Free Commentary

By: Dan Hueber –

Although this has been anything but harsh for most of the U.S. over the past few months, it would appear that Old Man Winter is not quite ready to relinquish his icy grip just yet.  Unseasonably cold temperatures are forecast to push into the Midwest and Mid-south into the weekend bring along with it additional storms including snowflakes for some regions.  Considering that it is really only the 8th of March and technically the first day of spring is yet 12-days away this should really come as no shock. That said I suspect there were a few beginning to conjure up ideas of widespread early spring planting and it would appear that mother nature has other plans in mind.

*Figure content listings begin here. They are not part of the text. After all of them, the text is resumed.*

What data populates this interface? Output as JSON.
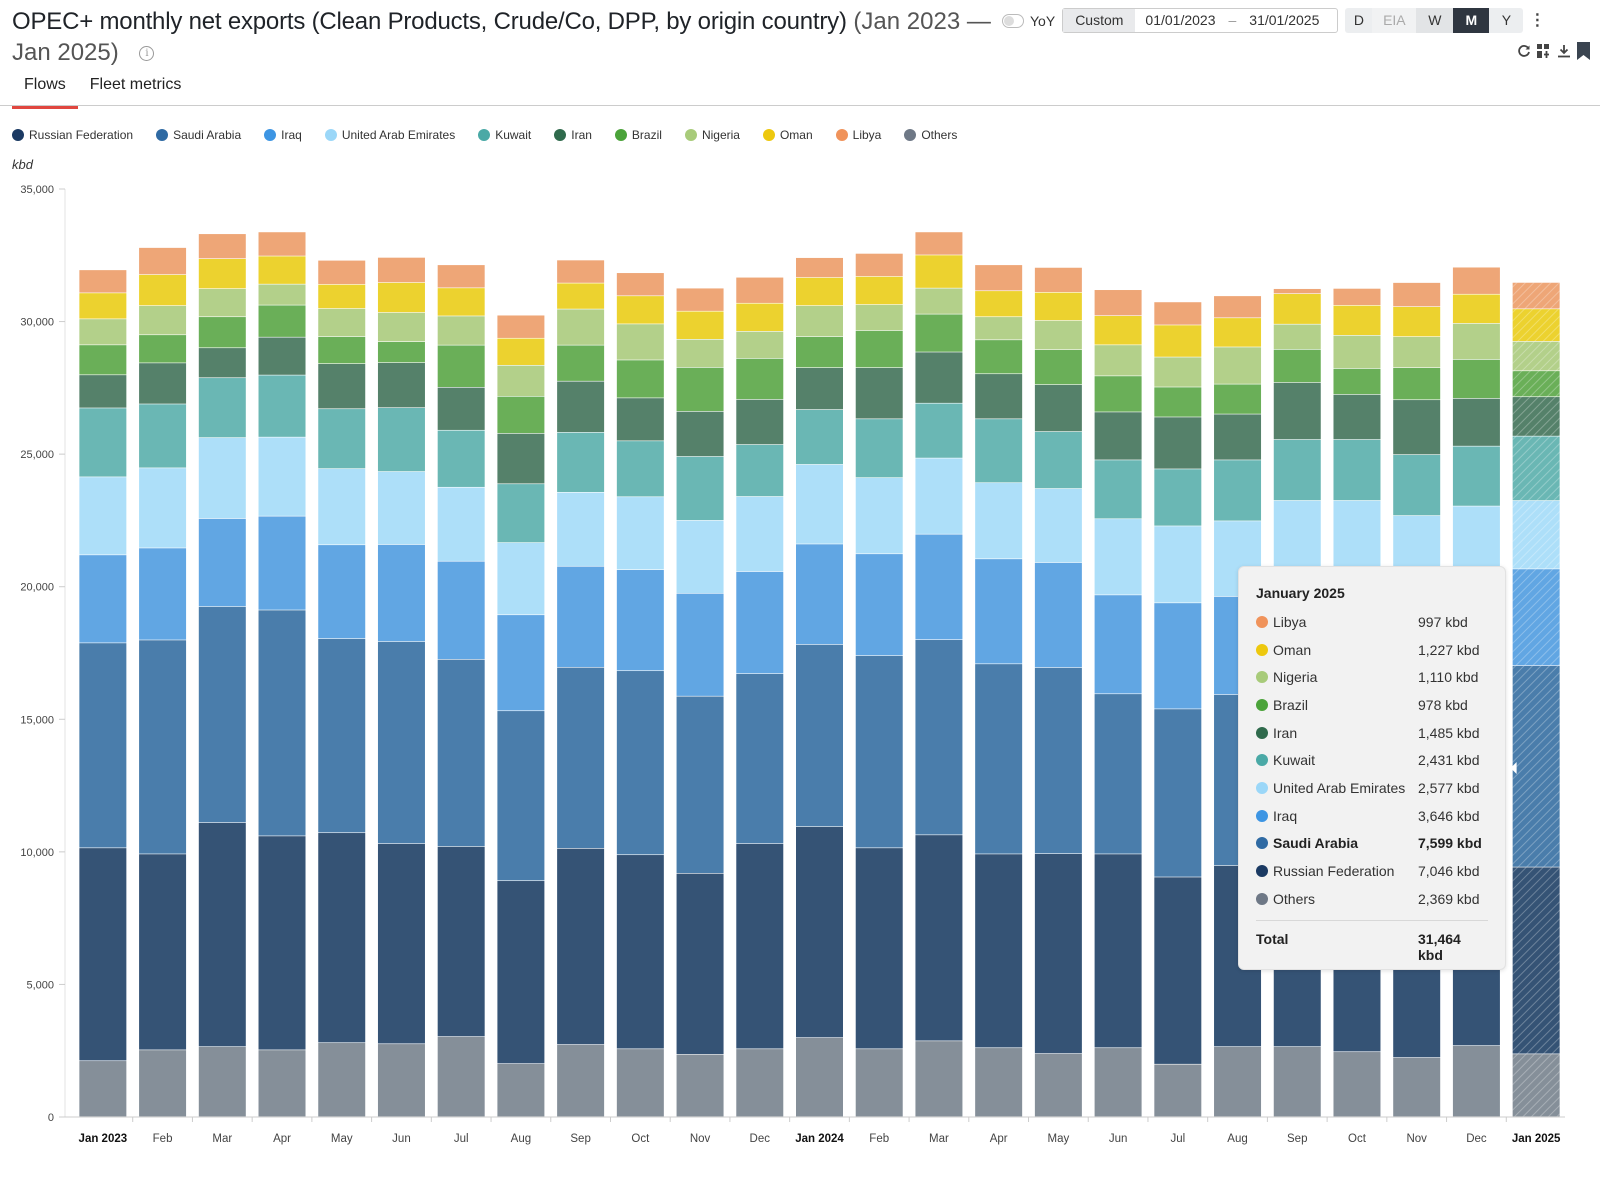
{
  "header": {
    "title": "OPEC+ monthly net exports (Clean Products, Crude/Co, DPP, by origin country)",
    "range": "(Jan 2023 — Jan 2025)",
    "info_icon": "info-icon"
  },
  "tabs": [
    {
      "label": "Flows",
      "active": true
    },
    {
      "label": "Fleet metrics",
      "active": false
    }
  ],
  "controls": {
    "yoy_label": "YoY",
    "yoy_on": false,
    "custom_label": "Custom",
    "start_date": "01/01/2023",
    "date_sep": "–",
    "end_date": "31/01/2025",
    "periods": [
      "D",
      "EIA",
      "W",
      "M",
      "Y"
    ],
    "active_period": "M",
    "more_icon": "more-vertical-icon",
    "actions": [
      "refresh-icon",
      "add-widget-icon",
      "download-icon",
      "bookmark-icon"
    ]
  },
  "chart_data": {
    "type": "bar",
    "stacked": true,
    "title": "OPEC+ monthly net exports (Clean Products, Crude/Co, DPP, by origin country)",
    "xlabel": "",
    "ylabel": "kbd",
    "ylim": [
      0,
      35000
    ],
    "yticks": [
      0,
      5000,
      10000,
      15000,
      20000,
      25000,
      30000,
      35000
    ],
    "ytick_labels": [
      "0",
      "5,000",
      "10,000",
      "15,000",
      "20,000",
      "25,000",
      "30,000",
      "35,000"
    ],
    "legend_position": "top-left",
    "grid": false,
    "categories": [
      "Jan 2023",
      "Feb",
      "Mar",
      "Apr",
      "May",
      "Jun",
      "Jul",
      "Aug",
      "Sep",
      "Oct",
      "Nov",
      "Dec",
      "Jan 2024",
      "Feb",
      "Mar",
      "Apr",
      "May",
      "Jun",
      "Jul",
      "Aug",
      "Sep",
      "Oct",
      "Nov",
      "Dec",
      "Jan 2025"
    ],
    "bold_categories": [
      "Jan 2023",
      "Jan 2024",
      "Jan 2025"
    ],
    "hatched_categories": [
      "Jan 2025"
    ],
    "series": [
      {
        "name": "Others",
        "color": "#858f99",
        "values": [
          2110,
          2520,
          2640,
          2520,
          2790,
          2750,
          3020,
          2000,
          2720,
          2560,
          2350,
          2560,
          2980,
          2560,
          2860,
          2600,
          2380,
          2600,
          1980,
          2640,
          2640,
          2450,
          2230,
          2680,
          2369
        ]
      },
      {
        "name": "Russian Federation",
        "color": "#355375",
        "values": [
          8030,
          7390,
          8450,
          8070,
          7920,
          7550,
          7170,
          6900,
          7400,
          7320,
          6830,
          7740,
          7960,
          7580,
          7770,
          7310,
          7540,
          7310,
          7060,
          6830,
          7000,
          7170,
          7200,
          7170,
          7046
        ]
      },
      {
        "name": "Saudi Arabia",
        "color": "#4a7dab",
        "values": [
          7730,
          8070,
          8150,
          8520,
          7320,
          7620,
          7060,
          6410,
          6830,
          6940,
          6680,
          6410,
          6870,
          7250,
          7360,
          7170,
          7020,
          6040,
          6340,
          6450,
          7000,
          7170,
          6790,
          6680,
          7599
        ]
      },
      {
        "name": "Iraq",
        "color": "#61a6e3",
        "values": [
          3320,
          3470,
          3320,
          3540,
          3540,
          3660,
          3700,
          3620,
          3810,
          3810,
          3880,
          3850,
          3790,
          3840,
          3980,
          3960,
          3960,
          3730,
          4000,
          3700,
          3800,
          3700,
          3700,
          3700,
          3646
        ]
      },
      {
        "name": "United Arab Emirates",
        "color": "#addff9",
        "values": [
          2940,
          3020,
          3050,
          2980,
          2870,
          2750,
          2790,
          2720,
          2790,
          2750,
          2750,
          2830,
          3000,
          2870,
          2870,
          2870,
          2790,
          2870,
          2900,
          2850,
          2800,
          2750,
          2750,
          2800,
          2577
        ]
      },
      {
        "name": "Kuwait",
        "color": "#6ab7b4",
        "values": [
          2600,
          2410,
          2260,
          2340,
          2260,
          2410,
          2150,
          2220,
          2260,
          2110,
          2410,
          1960,
          2070,
          2220,
          2070,
          2410,
          2150,
          2220,
          2150,
          2300,
          2300,
          2300,
          2300,
          2260,
          2431
        ]
      },
      {
        "name": "Iran",
        "color": "#55816a",
        "values": [
          1250,
          1550,
          1130,
          1430,
          1700,
          1700,
          1620,
          1900,
          1930,
          1620,
          1700,
          1700,
          1580,
          1930,
          1930,
          1700,
          1770,
          1810,
          1960,
          1730,
          2150,
          1700,
          2070,
          1800,
          1485
        ]
      },
      {
        "name": "Brazil",
        "color": "#6aaf58",
        "values": [
          1130,
          1060,
          1170,
          1210,
          1020,
          790,
          1590,
          1400,
          1360,
          1430,
          1660,
          1550,
          1170,
          1400,
          1430,
          1280,
          1320,
          1360,
          1130,
          1130,
          1250,
          980,
          1210,
          1470,
          978
        ]
      },
      {
        "name": "Nigeria",
        "color": "#b3d08a",
        "values": [
          980,
          1100,
          1060,
          790,
          1060,
          1100,
          1100,
          1170,
          1360,
          1360,
          1060,
          1020,
          1170,
          980,
          980,
          870,
          1100,
          1170,
          1130,
          1400,
          950,
          1250,
          1170,
          1360,
          1110
        ]
      },
      {
        "name": "Oman",
        "color": "#ecd22f",
        "values": [
          980,
          1170,
          1130,
          1060,
          910,
          1130,
          1060,
          1020,
          980,
          1060,
          1060,
          1060,
          1060,
          1060,
          1250,
          980,
          1060,
          1100,
          1210,
          1100,
          1150,
          1130,
          1130,
          1100,
          1227
        ]
      },
      {
        "name": "Libya",
        "color": "#eea677",
        "values": [
          870,
          1020,
          940,
          910,
          910,
          950,
          870,
          870,
          870,
          870,
          870,
          980,
          750,
          870,
          870,
          980,
          940,
          980,
          870,
          830,
          190,
          640,
          910,
          1020,
          997
        ]
      }
    ]
  },
  "legend": [
    {
      "label": "Russian Federation",
      "color": "#1b3a63"
    },
    {
      "label": "Saudi Arabia",
      "color": "#2f6aa3"
    },
    {
      "label": "Iraq",
      "color": "#3d95e3"
    },
    {
      "label": "United Arab Emirates",
      "color": "#9bd7f8"
    },
    {
      "label": "Kuwait",
      "color": "#4aa9a6"
    },
    {
      "label": "Iran",
      "color": "#2f6a4c"
    },
    {
      "label": "Brazil",
      "color": "#4ba33a"
    },
    {
      "label": "Nigeria",
      "color": "#a8cb7a"
    },
    {
      "label": "Oman",
      "color": "#edc80e"
    },
    {
      "label": "Libya",
      "color": "#f0935b"
    },
    {
      "label": "Others",
      "color": "#6e7886"
    }
  ],
  "unit_label": "kbd",
  "tooltip": {
    "title": "January 2025",
    "rows": [
      {
        "name": "Libya",
        "value": "997 kbd",
        "color": "#f0935b",
        "bold": false
      },
      {
        "name": "Oman",
        "value": "1,227 kbd",
        "color": "#edc80e",
        "bold": false
      },
      {
        "name": "Nigeria",
        "value": "1,110 kbd",
        "color": "#a8cb7a",
        "bold": false
      },
      {
        "name": "Brazil",
        "value": "978 kbd",
        "color": "#4ba33a",
        "bold": false
      },
      {
        "name": "Iran",
        "value": "1,485 kbd",
        "color": "#2f6a4c",
        "bold": false
      },
      {
        "name": "Kuwait",
        "value": "2,431 kbd",
        "color": "#4aa9a6",
        "bold": false
      },
      {
        "name": "United Arab Emirates",
        "value": "2,577 kbd",
        "color": "#9bd7f8",
        "bold": false
      },
      {
        "name": "Iraq",
        "value": "3,646 kbd",
        "color": "#3d95e3",
        "bold": false
      },
      {
        "name": "Saudi Arabia",
        "value": "7,599 kbd",
        "color": "#2f6aa3",
        "bold": true
      },
      {
        "name": "Russian Federation",
        "value": "7,046 kbd",
        "color": "#1b3a63",
        "bold": false
      },
      {
        "name": "Others",
        "value": "2,369 kbd",
        "color": "#6e7886",
        "bold": false
      }
    ],
    "total_label": "Total",
    "total_value": "31,464 kbd"
  }
}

Grain and soy markets have extended the pressure again this morning and appear to be led by the soy complex.  Actually wheat, which has been the persistent dog of this group for the past couple years is performing the best, possibly buoyed a touch by the fact that Egypt has rejected cargoes of wheat from both Russia and Argentina, which could open the door for additional U.S. sales.  This nation is by far the world’s largest importer of wheat.  As for the other two markets, the improved weather conditions in South America and hence increased harvest activity, availability of beans and planting of safrinha corn in Brazil all conspire to keep the pressure on.

We need a new (positive) story to temper the current negative attitudes and it would seem unlikely that the March supply/demand reports will provide such.  While nothing says that trade estimates will be on the mark, it would appear that the majority are looking for little to no change in domestic figures and a boost in the South American crops and if that were to be the case, all you could hope for would be that it is already factored into the current price structure.

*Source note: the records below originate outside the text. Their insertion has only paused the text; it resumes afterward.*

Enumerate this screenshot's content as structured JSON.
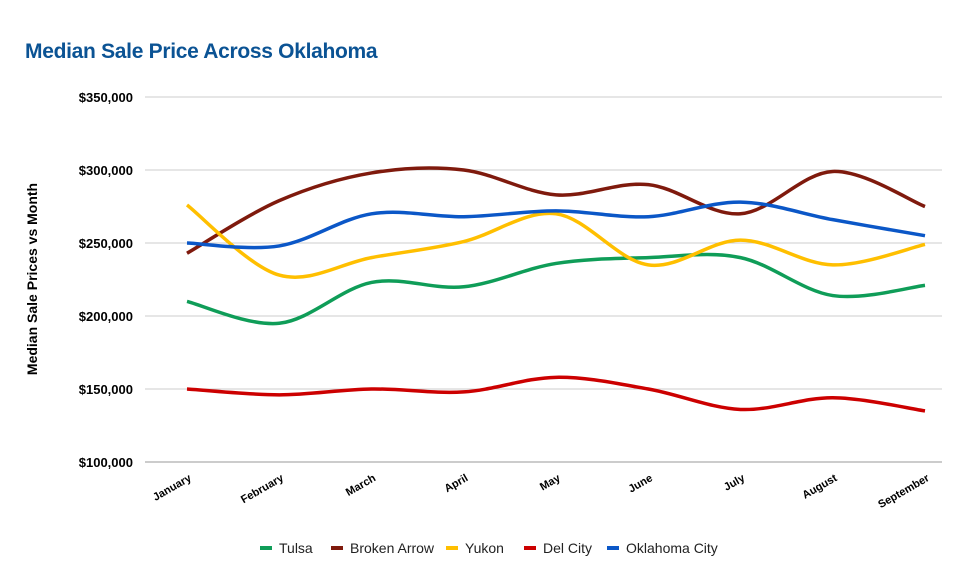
{
  "chart_data": {
    "type": "line",
    "title": "Median Sale Price Across Oklahoma",
    "xlabel": "",
    "ylabel": "Median Sale Prices vs Month",
    "categories": [
      "January",
      "February",
      "March",
      "April",
      "May",
      "June",
      "July",
      "August",
      "September"
    ],
    "ylim": [
      100000,
      350000
    ],
    "yticks": [
      100000,
      150000,
      200000,
      250000,
      300000,
      350000
    ],
    "ytick_labels": [
      "$100,000",
      "$150,000",
      "$200,000",
      "$250,000",
      "$300,000",
      "$350,000"
    ],
    "grid": true,
    "smooth": true,
    "legend_position": "bottom",
    "series": [
      {
        "name": "Tulsa",
        "color": "#0f9d58",
        "values": [
          210000,
          195000,
          223000,
          220000,
          236000,
          240000,
          240000,
          214000,
          221000
        ]
      },
      {
        "name": "Broken Arrow",
        "color": "#7f1a0d",
        "values": [
          243000,
          279000,
          298000,
          300000,
          283000,
          290000,
          270000,
          299000,
          275000
        ]
      },
      {
        "name": "Yukon",
        "color": "#ffbf00",
        "values": [
          276000,
          228000,
          240000,
          251000,
          270000,
          235000,
          252000,
          235000,
          249000
        ]
      },
      {
        "name": "Del City",
        "color": "#cc0000",
        "values": [
          150000,
          146000,
          150000,
          148000,
          158000,
          150000,
          136000,
          144000,
          135000
        ]
      },
      {
        "name": "Oklahoma City",
        "color": "#0b57c7",
        "values": [
          250000,
          248000,
          270000,
          268000,
          272000,
          268000,
          278000,
          266000,
          255000
        ]
      }
    ]
  }
}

I have to believe that the overall action in the U.S. Dollar over the past few weeks has been a drag on commodities as well.  I intend to elaborate a bit more on the dollar in the weekly newsletter but would point out that after the initial break in the dollar and rally in commodities that happened directly after the beginning of the year, the two indexes have reversed direction once again.  The dollar strength has become a growing concern with the administration, particularly with their emphasis with trade imbalances but they really have little recourse to try and change the direction, particularly when the market is now heavily leaning towards an interest rate boost by the Fed this month.

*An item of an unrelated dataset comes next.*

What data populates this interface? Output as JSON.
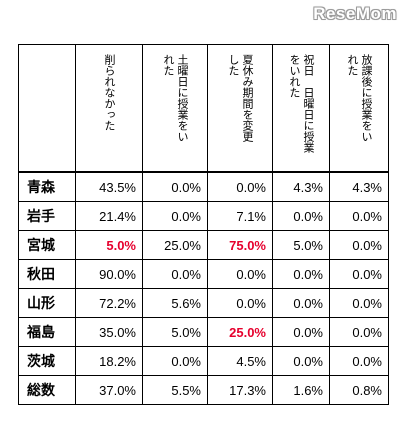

Marcos lean negative this morning as the dollar is higher as are equity markets and energies and metals are soft.  Tomorrow will bring us weekly export sales, the USDA supply/demand and Conab estimate for the South American crops.  If nothing excites the trade from these, then we can begin to look out the end of the month for the quarterly grains stocks and prospective planting reports.  I guess we can never be too far off the next “word of gov.”